L’agriculteur s’est allié à d’autres citoyens pour dénoncer le manque de transparence concernant la qualité des rejets du CTBM dans le ruisseau des Glaises. Il souhaite également une plus grande surveillance de l’entreprise de la part des autorités.

« Ce n’est pas parce qu’une forme d’énergie est dite renouvelable qu’elle est pour autant sans danger pour l’environnement et l’humain.

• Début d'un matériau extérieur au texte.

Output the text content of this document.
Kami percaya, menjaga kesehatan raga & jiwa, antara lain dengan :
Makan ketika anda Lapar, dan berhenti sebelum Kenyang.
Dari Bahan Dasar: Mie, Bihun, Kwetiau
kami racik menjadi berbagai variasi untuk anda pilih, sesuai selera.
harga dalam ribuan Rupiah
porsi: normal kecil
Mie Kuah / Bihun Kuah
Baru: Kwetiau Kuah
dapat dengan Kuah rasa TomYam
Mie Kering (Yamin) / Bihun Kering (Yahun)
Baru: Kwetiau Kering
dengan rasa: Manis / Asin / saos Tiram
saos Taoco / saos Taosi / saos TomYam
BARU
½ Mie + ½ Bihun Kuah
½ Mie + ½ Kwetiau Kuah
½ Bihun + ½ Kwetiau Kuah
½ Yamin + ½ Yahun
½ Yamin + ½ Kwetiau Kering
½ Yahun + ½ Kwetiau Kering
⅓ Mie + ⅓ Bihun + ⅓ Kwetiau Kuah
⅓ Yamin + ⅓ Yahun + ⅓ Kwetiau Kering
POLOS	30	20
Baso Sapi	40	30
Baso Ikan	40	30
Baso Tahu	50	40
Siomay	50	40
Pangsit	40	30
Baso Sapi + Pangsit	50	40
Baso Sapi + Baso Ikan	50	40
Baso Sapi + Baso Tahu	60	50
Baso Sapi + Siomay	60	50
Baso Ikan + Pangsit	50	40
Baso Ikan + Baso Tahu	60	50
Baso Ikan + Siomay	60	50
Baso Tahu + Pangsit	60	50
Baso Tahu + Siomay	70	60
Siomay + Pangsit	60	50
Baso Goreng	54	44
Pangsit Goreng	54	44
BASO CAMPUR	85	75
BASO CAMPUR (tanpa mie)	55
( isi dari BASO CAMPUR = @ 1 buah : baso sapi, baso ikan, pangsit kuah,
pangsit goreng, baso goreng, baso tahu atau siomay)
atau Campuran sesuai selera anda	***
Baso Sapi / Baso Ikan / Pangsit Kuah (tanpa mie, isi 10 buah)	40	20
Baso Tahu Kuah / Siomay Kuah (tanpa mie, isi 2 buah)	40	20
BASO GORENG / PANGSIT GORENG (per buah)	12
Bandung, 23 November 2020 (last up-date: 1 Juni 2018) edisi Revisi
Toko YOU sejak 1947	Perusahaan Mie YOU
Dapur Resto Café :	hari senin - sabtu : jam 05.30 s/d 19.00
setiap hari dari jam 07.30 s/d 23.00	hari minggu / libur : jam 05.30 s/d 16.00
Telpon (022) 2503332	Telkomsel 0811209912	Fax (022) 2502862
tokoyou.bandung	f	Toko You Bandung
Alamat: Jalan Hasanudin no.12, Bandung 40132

Aujourd’hui, nous dénonçons une de ces lacunes, soit l’absence ou presque de surveillance de la part du ministère de l’Environnement de l’usine de biométhanisation de Saint-Pie », a souligné l’ex-président du CCCPEM, Jacques Tétreault.

De son côté, l’agronome et résident de Saint-Pie Louis Robert a rappelé l’état du bassin versant de la rivière Yamaska. « La rivière Yamaska a besoin d’amour. C’est l’une des rivières les plus chargées en phosphore. Selon une étude récente, parmi les 19 bassins versants de la plaine du Saint-Laurent, la rivière Yamaska était la plus endommagée. Ça va prendre des efforts continus [pour améliorer la qualité de l’eau]. C’est une pollution industrielle qui se fait en toute impunité ou à peu près. Il y a un manque de transparence », ajoute M. Robert.

Contactée par LE COURRIER, l’entreprise n’a pas souhaité commenter.